The recent death of a 15-year-old employee placed the spotlight on Apple Inc. (NASDAQ:AAPL) and one of their suppliers. Pegatron Corporation (TPE:4938) recently came out to say they use a three-step identity verification process to confirm that their employees meet age requirements.


Pegatron shares three step process to keep out underage workers

The first step is the applicant’s Resident Identity Card, a card that is similar to the identification card in the United States, is scanned to check authenticity. Then face recognition software is used. This compares the face on the card with applicant’s face. Next, the applicant’s name is checked on both local and national police databases.

China’s economy will continue to grow and that means it will only become more difficult for manufacturers who have to fill up their assembly line seats with employees.

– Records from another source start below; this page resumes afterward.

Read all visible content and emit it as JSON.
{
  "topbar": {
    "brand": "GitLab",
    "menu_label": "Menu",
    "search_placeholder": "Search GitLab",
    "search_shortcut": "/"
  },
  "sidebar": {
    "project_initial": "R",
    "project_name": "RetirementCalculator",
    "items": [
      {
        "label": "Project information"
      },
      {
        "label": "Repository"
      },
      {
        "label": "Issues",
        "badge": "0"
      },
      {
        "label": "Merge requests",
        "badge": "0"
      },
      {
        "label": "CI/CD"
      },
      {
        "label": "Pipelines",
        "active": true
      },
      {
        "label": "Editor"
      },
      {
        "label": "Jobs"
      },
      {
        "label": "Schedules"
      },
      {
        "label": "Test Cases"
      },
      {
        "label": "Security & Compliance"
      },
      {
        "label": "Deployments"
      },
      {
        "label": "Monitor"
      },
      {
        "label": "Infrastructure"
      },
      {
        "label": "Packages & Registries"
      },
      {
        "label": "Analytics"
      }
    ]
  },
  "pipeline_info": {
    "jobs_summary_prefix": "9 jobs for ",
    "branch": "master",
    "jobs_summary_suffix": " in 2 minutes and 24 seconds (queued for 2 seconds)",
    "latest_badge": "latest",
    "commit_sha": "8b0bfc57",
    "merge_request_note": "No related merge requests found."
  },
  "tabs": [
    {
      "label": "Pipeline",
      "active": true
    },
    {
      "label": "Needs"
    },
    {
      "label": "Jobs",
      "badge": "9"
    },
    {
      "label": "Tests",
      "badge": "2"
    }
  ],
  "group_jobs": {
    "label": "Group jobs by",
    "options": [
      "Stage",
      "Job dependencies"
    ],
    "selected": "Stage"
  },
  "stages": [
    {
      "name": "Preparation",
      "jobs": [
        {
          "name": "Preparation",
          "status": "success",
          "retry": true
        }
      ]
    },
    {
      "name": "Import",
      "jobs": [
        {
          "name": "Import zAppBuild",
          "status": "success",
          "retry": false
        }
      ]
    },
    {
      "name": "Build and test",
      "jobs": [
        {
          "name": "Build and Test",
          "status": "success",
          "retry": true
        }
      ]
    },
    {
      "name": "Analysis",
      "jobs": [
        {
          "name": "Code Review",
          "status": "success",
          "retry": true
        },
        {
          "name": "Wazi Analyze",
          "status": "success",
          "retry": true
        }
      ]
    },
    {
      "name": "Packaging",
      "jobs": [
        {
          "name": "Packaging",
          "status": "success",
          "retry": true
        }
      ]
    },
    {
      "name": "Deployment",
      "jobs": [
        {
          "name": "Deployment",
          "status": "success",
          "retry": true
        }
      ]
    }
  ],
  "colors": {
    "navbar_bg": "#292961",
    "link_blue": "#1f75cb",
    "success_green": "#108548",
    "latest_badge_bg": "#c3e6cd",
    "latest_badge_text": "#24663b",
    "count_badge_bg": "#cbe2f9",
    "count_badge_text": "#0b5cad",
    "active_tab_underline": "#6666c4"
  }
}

Foxconn faced similar criticisms

Another Apple product manufacturer that has taken a lot of heat in the last few years. As the Wall Street Journal elaborated in a recent report, “Apple Inc. (NASDAQ:AAPL)’s largest supplier, Foxconn, has previously been found to have hired underage interns for its assembly line. A report by the Fair Labor Association last week said that Foxconn Technology Co., Ltd. (TPE:2354) was still exceeding the legal overtime hours, but auditors didn’t find interns since January. Foxconn Technology Co., Ltd. (TPE:2354) said it welcomed the audit report, and that it demonstrated substantial progress at the company, although “we recognize that there is more to be done.” Pegatron has become a more important Apple Inc. (NASDAQ:AAPL) supplier in the past year, and the scrutiny of labor groups over the company’s factories has grown accordingly. The labor activist group China Labor Watch first flagged Mr. Shi’s death last week.”

Apple brought over their own doctors to the plant

Last week, Shi Zhaoukun died a month after obtaining employment at Pegatron Corporation (TPE:4938). He died of pneumonia. Apple Inc. (NASDAQ:AAPL) brought over their own doctors to the plant, and it was found that his death had nothing to do with working conditions at the factory.